Bob: nah dude..thats the pink dreamz..they make me see glasses all the time

Steve: man im fuckin done with benadryl. it sucks.
Bob: how?
Steve: it was good the first couple times but now it just sucks. cant get comfortable. cant sleep. and im always pissed off. i hate it.
Bob: dude just take some of this robo first and once you start to feel it take your dreamz.
Steve: ok i guess ill try it.
(1 hour later)
Steve: dude i love you your awesome.
Bob: haha thanks man now take the dreamz.
(45 minutes later)
Steve: dude i swear to god the scene from the wall we just watched just happened in this room!
Bob: i dunno man but there is a ghost sitting right next to me and it wont stop staring at me.
Steve: man i gotta piss.
(27 seconds later)
Steve: why cant i fucking pee?
(steve sits down next to the toilet and just stares off into space)
(10 minutes later bob walks in the bathroom to find steve talking to the toilet)
Steve: whats up Bill?

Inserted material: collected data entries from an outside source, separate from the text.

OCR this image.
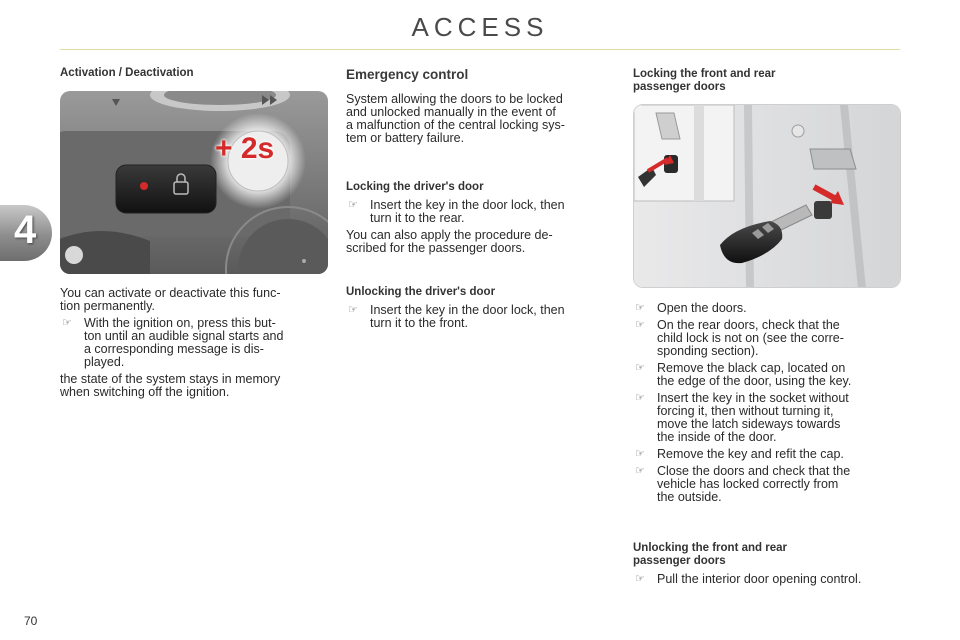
ACCESS
4
Activation / Deactivation
+ 2s
You can activate or deactivate this func-
tion permanently.
☞ With the ignition on, press this but-
ton until an audible signal starts and
a corresponding message is dis-
played.
the state of the system stays in memory
when switching off the ignition.
Emergency control
System allowing the doors to be locked
and unlocked manually in the event of
a malfunction of the central locking sys-
tem or battery failure.
Locking the driver's door
☞ Insert the key in the door lock, then
turn it to the rear.
You can also apply the procedure de-
scribed for the passenger doors.
Unlocking the driver's door
☞ Insert the key in the door lock, then
turn it to the front.
Locking the front and rear
passenger doors
☞ Open the doors.
☞ On the rear doors, check that the
child lock is not on (see the corre-
sponding section).
☞ Remove the black cap, located on
the edge of the door, using the key.
☞ Insert the key in the socket without
forcing it, then without turning it,
move the latch sideways towards
the inside of the door.
☞ Remove the key and refit the cap.
☞ Close the doors and check that the
vehicle has locked correctly from
the outside.
Unlocking the front and rear
passenger doors
☞ Pull the interior door opening control.
70
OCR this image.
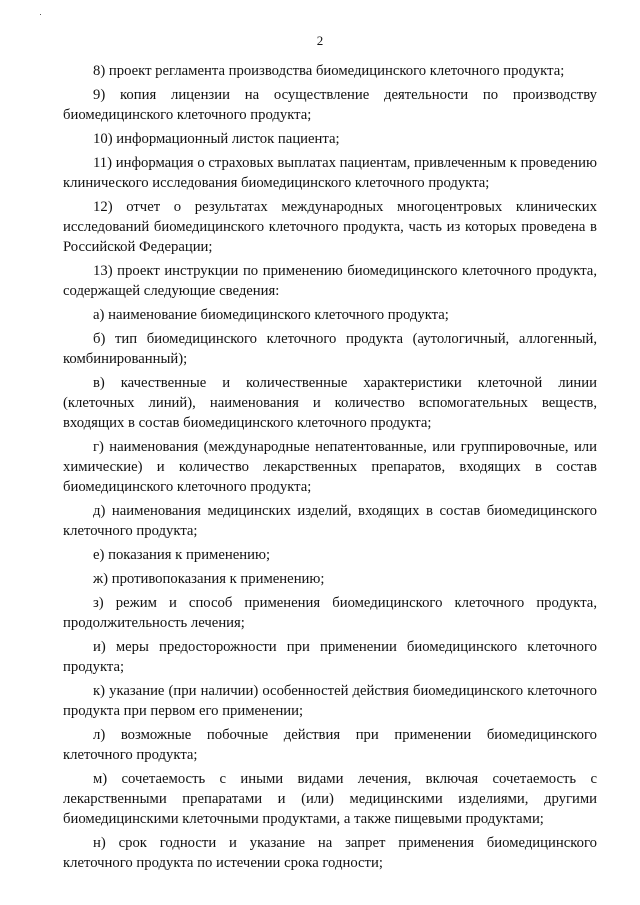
2

8) проект регламента производства биомедицинского клеточного продукта;

9) копия лицензии на осуществление деятельности по производству биомедицинского клеточного продукта;

10) информационный листок пациента;

11) информация о страховых выплатах пациентам, привлеченным к проведению клинического исследования биомедицинского клеточного продукта;

12) отчет о результатах международных многоцентровых клинических исследований биомедицинского клеточного продукта, часть из которых проведена в Российской Федерации;

13) проект инструкции по применению биомедицинского клеточного продукта, содержащей следующие сведения:

а) наименование биомедицинского клеточного продукта;

б) тип биомедицинского клеточного продукта (аутологичный, аллогенный, комбинированный);

в) качественные и количественные характеристики клеточной линии (клеточных линий), наименования и количество вспомогательных веществ, входящих в состав биомедицинского клеточного продукта;

г) наименования (международные непатентованные, или группировочные, или химические) и количество лекарственных препаратов, входящих в состав биомедицинского клеточного продукта;

д) наименования медицинских изделий, входящих в состав биомедицинского клеточного продукта;

е) показания к применению;

ж) противопоказания к применению;

з) режим и способ применения биомедицинского клеточного продукта, продолжительность лечения;

и) меры предосторожности при применении биомедицинского клеточного продукта;

к) указание (при наличии) особенностей действия биомедицинского клеточного продукта при первом его применении;

л) возможные побочные действия при применении биомедицинского клеточного продукта;

м) сочетаемость с иными видами лечения, включая сочетаемость с лекарственными препаратами и (или) медицинскими изделиями, другими биомедицинскими клеточными продуктами, а также пищевыми продуктами;

н) срок годности и указание на запрет применения биомедицинского клеточного продукта по истечении срока годности;
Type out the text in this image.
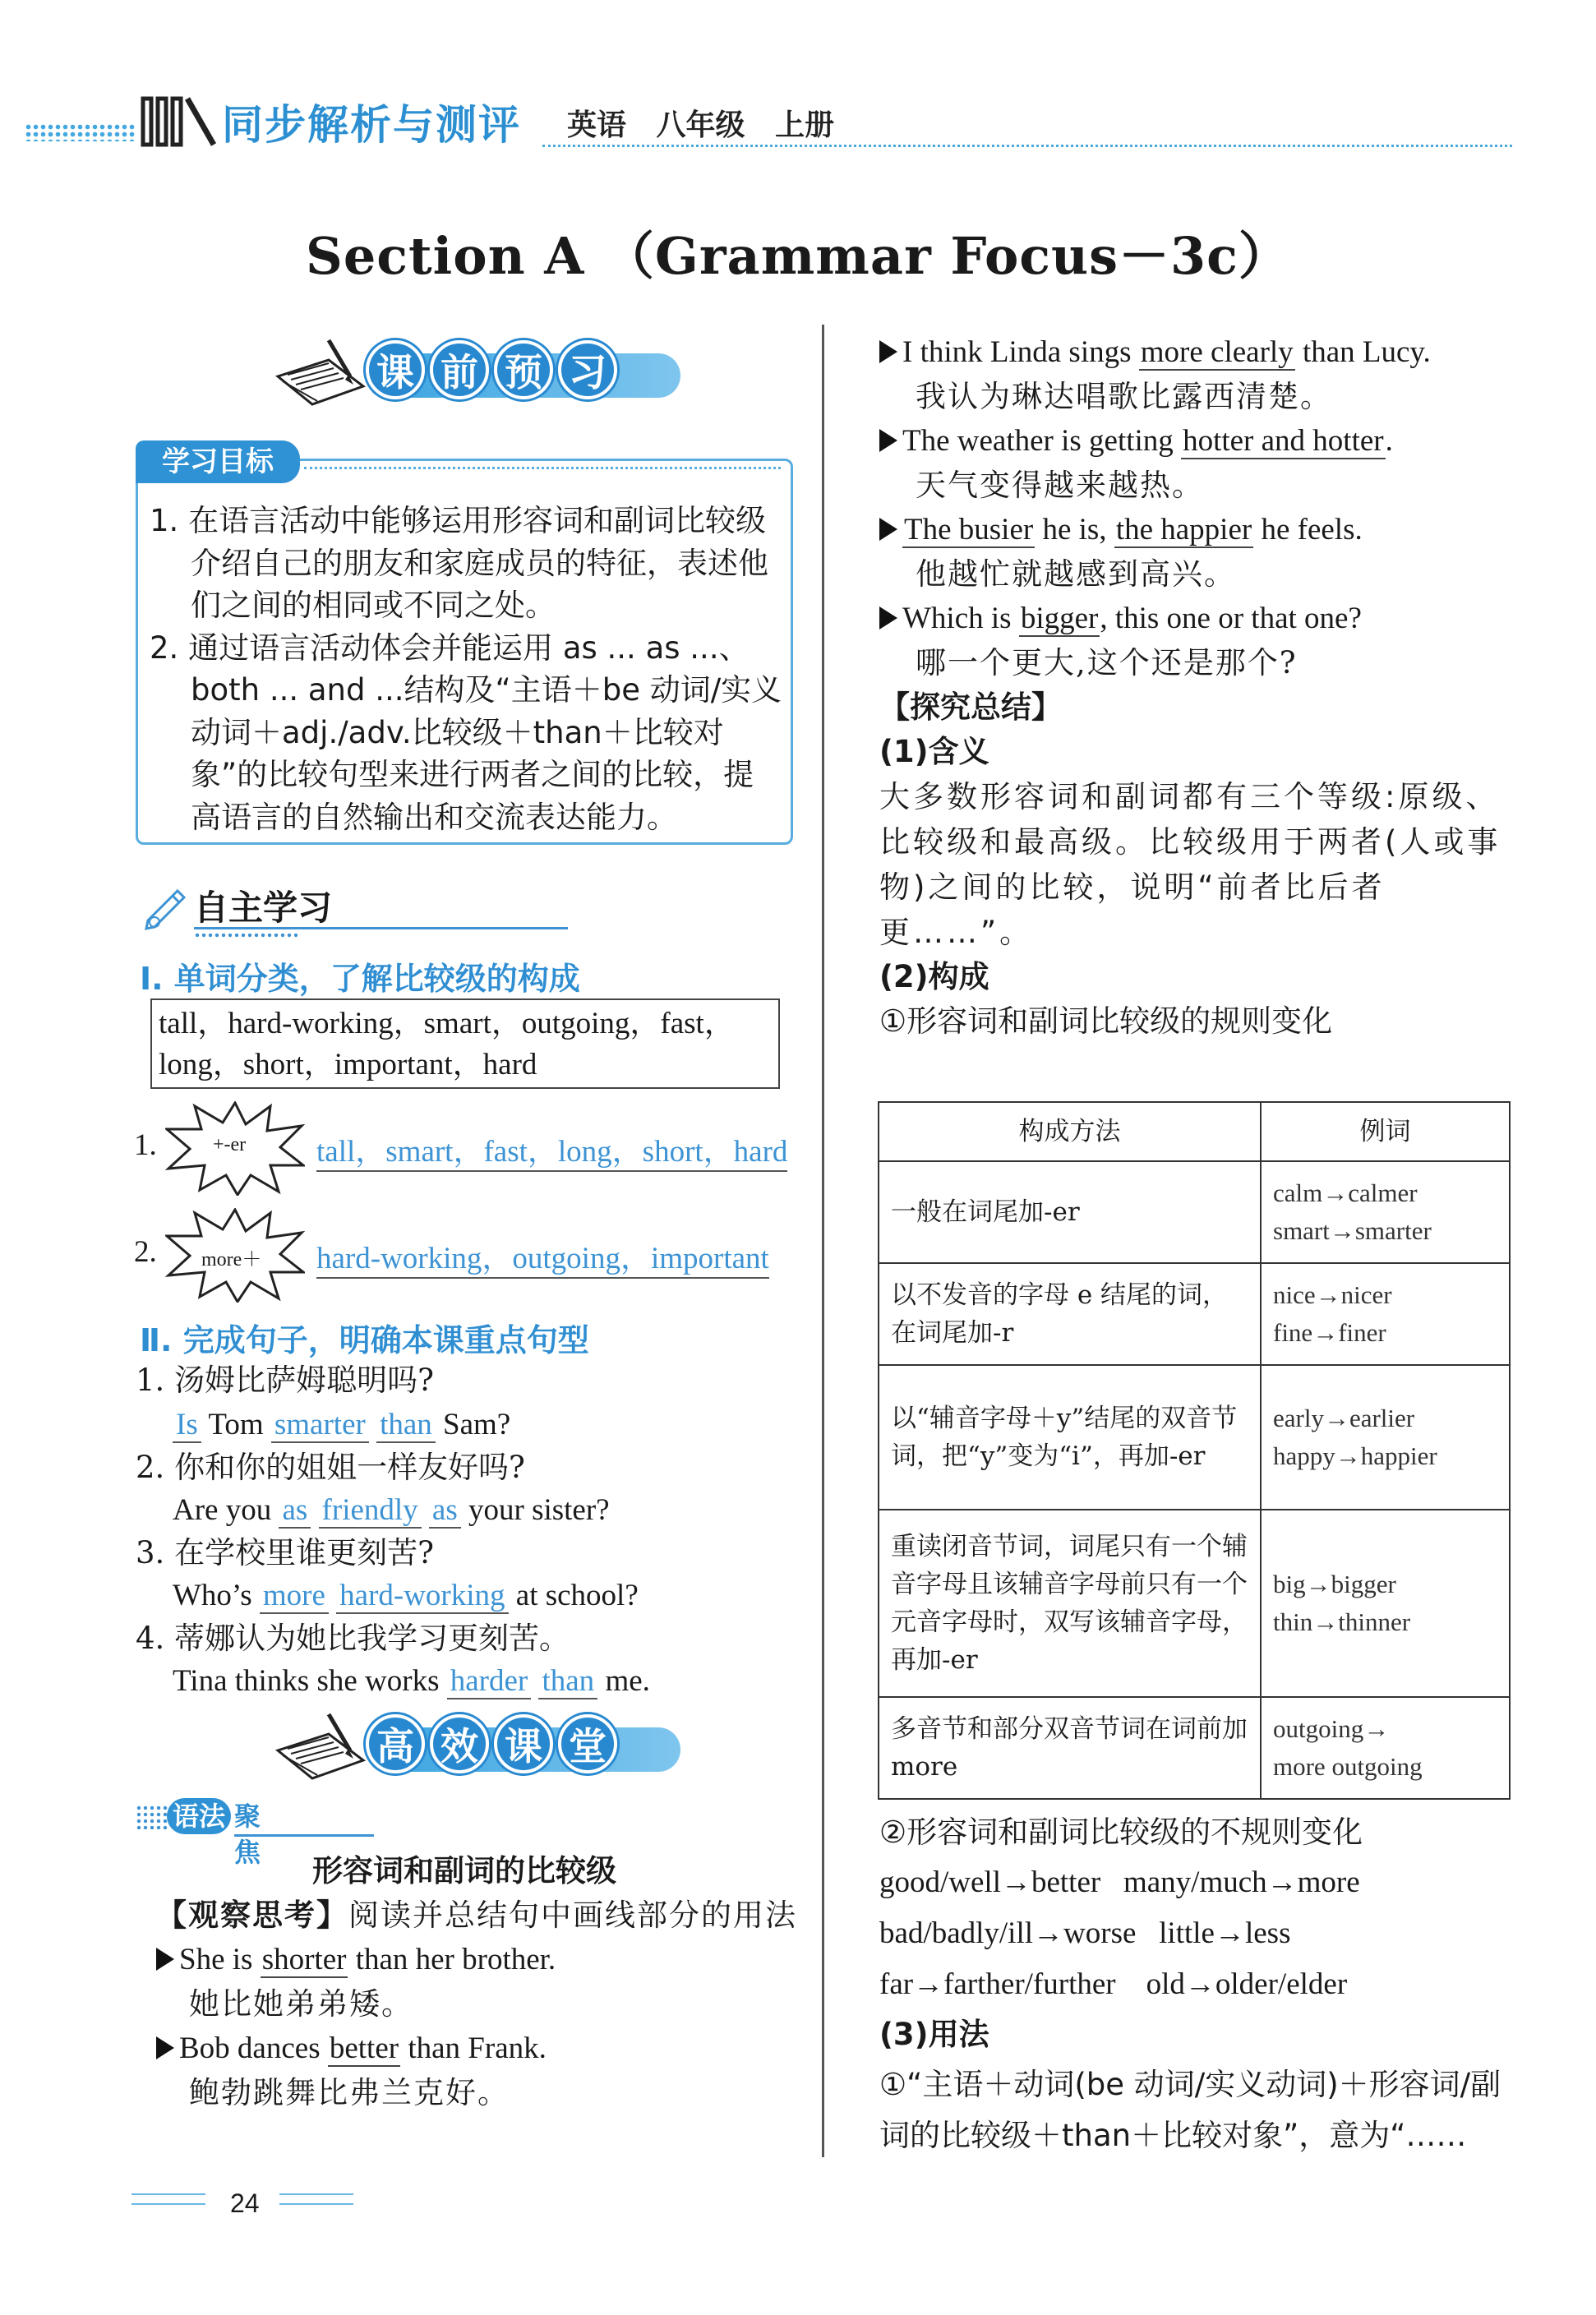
同步解析与测评 英语 八年级 上册
Section A （Grammar Focus－3c）
课 前 预 习
学习目标

1. 在语言活动中能够运用形容词和副词比较级介绍自己的朋友和家庭成员的特征，表述他们之间的相同或不同之处。

2. 通过语言活动体会并能运用 as ... as ...、both ... and ...结构及“主语＋be 动词/实义动词＋adj./adv.比较级＋than＋比较对象”的比较句型来进行两者之间的比较，提高语言的自然输出和交流表达能力。

自主学习
Ⅰ. 单词分类，了解比较级的构成
tall，hard-working，smart，outgoing，fast，long，short，important，hard
1.	+-er tall，smart，fast，long，short，hard
2. more＋ hard-working，outgoing，important
Ⅱ. 完成句子，明确本课重点句型
1. 汤姆比萨姆聪明吗?
Is Tom smarter than Sam?
2. 你和你的姐姐一样友好吗?
Are you as friendly as your sister?
3. 在学校里谁更刻苦?
Who’s more hard-working at school?
4. 蒂娜认为她比我学习更刻苦。
Tina thinks she works harder than me.
高 效 课 堂
语法 聚焦
形容词和副词的比较级
【观察思考】阅读并总结句中画线部分的用法
She is shorter than her brother.
她比她弟弟矮。
Bob dances better than Frank.
鲍勃跳舞比弗兰克好。
I think Linda sings more clearly than Lucy.
我认为琳达唱歌比露西清楚。
The weather is getting hotter and hotter.
天气变得越来越热。
The busier he is, the happier he feels.
他越忙就越感到高兴。
Which is bigger, this one or that one?
哪一个更大,这个还是那个?
【探究总结】
(1)含义
大多数形容词和副词都有三个等级:原级、比较级和最高级。比较级用于两者(人或事物)之间的比较，说明“前者比后者更……”。
(2)构成
①形容词和副词比较级的规则变化
构成方法	例词
一般在词尾加-er	calm→calmer
smart→smarter

以不发音的字母 e 结尾的词，在词尾加-r	nice→nicer
fine→finer

以“辅音字母＋y”结尾的双音节词，把“y”变为“i”，再加-er	early→earlier
happy→happier

重读闭音节词，词尾只有一个辅音字母且该辅音字母前只有一个元音字母时，双写该辅音字母，再加-er	big→bigger
thin→thinner

多音节和部分双音节词在词前加 more	outgoing→
more outgoing
②形容词和副词比较级的不规则变化
good/well→better many/much→more
bad/badly/ill→worse little→less
far→farther/further old→older/elder
(3)用法
①“主语＋动词(be 动词/实义动词)＋形容词/副词的比较级＋than＋比较对象”，意为“……
24
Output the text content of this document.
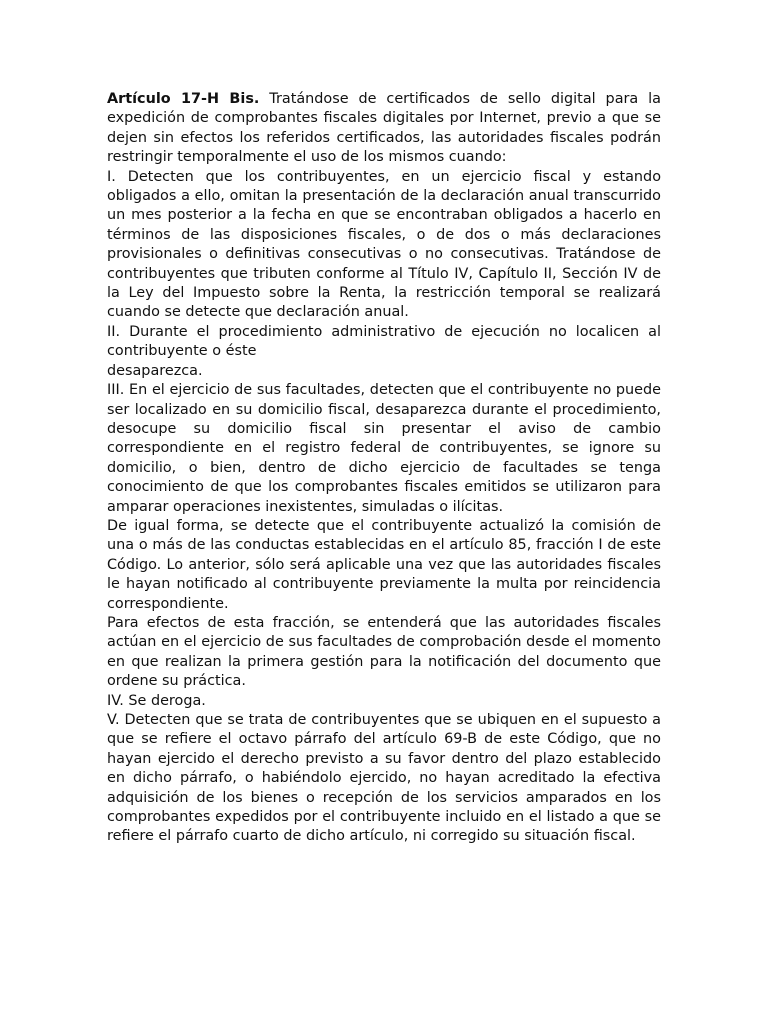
Artículo 17-H Bis. Tratándose de certificados de sello digital para la expedición de comprobantes fiscales digitales por Internet, previo a que se dejen sin efectos los referidos certificados, las autoridades fiscales podrán restringir temporalmente el uso de los mismos cuando:

I. Detecten que los contribuyentes, en un ejercicio fiscal y estando obligados a ello, omitan la presentación de la declaración anual transcurrido un mes posterior a la fecha en que se encontraban obligados a hacerlo en términos de las disposiciones fiscales, o de dos o más declaraciones provisionales o definitivas consecutivas o no consecutivas. Tratándose de contribuyentes que tributen conforme al Título IV, Capítulo II, Sección IV de la Ley del Impuesto sobre la Renta, la restricción temporal se realizará cuando se detecte que declaración anual.

II. Durante el procedimiento administrativo de ejecución no localicen al contribuyente o éste

desaparezca.

III. En el ejercicio de sus facultades, detecten que el contribuyente no puede ser localizado en su domicilio fiscal, desaparezca durante el procedimiento, desocupe su domicilio fiscal sin presentar el aviso de cambio correspondiente en el registro federal de contribuyentes, se ignore su domicilio, o bien, dentro de dicho ejercicio de facultades se tenga conocimiento de que los comprobantes fiscales emitidos se utilizaron para amparar operaciones inexistentes, simuladas o ilícitas.

De igual forma, se detecte que el contribuyente actualizó la comisión de una o más de las conductas establecidas en el artículo 85, fracción I de este Código. Lo anterior, sólo será aplicable una vez que las autoridades fiscales le hayan notificado al contribuyente previamente la multa por reincidencia correspondiente.

Para efectos de esta fracción, se entenderá que las autoridades fiscales actúan en el ejercicio de sus facultades de comprobación desde el momento en que realizan la primera gestión para la notificación del documento que ordene su práctica.

IV. Se deroga.

V. Detecten que se trata de contribuyentes que se ubiquen en el supuesto a que se refiere el octavo párrafo del artículo 69-B de este Código, que no hayan ejercido el derecho previsto a su favor dentro del plazo establecido en dicho párrafo, o habiéndolo ejercido, no hayan acreditado la efectiva adquisición de los bienes o recepción de los servicios amparados en los comprobantes expedidos por el contribuyente incluido en el listado a que se refiere el párrafo cuarto de dicho artículo, ni corregido su situación fiscal.
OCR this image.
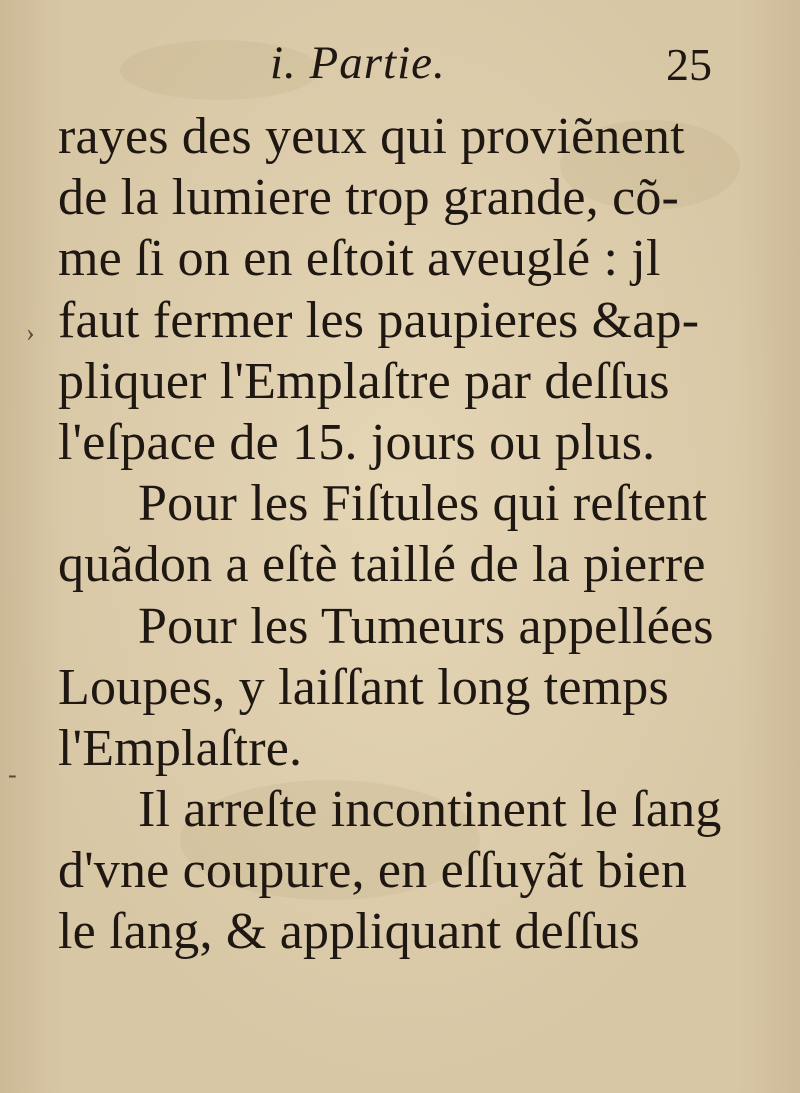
›
-
i. Partie.	25
rayes des yeux qui proviẽnent
de la lumiere trop grande, cõ-
me ſi on en eſtoit aveuglé : jl
faut fermer les paupieres &ap-
pliquer l'Emplaſtre par deſſus
l'eſpace de 15. jours ou plus.
Pour les Fiſtules qui reſtent
quãdon a eſtè taillé de la pierre
Pour les Tumeurs appellées
Loupes, y laiſſant long temps
l'Emplaſtre.
Il arreſte incontinent le ſang
d'vne coupure, en eſſuyãt bien
le ſang, & appliquant deſſus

Bill? Bill?! what the fuck why wont you talk to me?
Bob: what are you doing man? you've been down here for like a hour. thats not Bill. its a toilet. he's not even here.
(THE NEXT DAY)
Bob: dude Steve was talking to the toilet last night like it was you.
Bill: haha benadryl?
Bob: yup
Steve: i wasnt talking directly to him. the toilet was more like a communication device.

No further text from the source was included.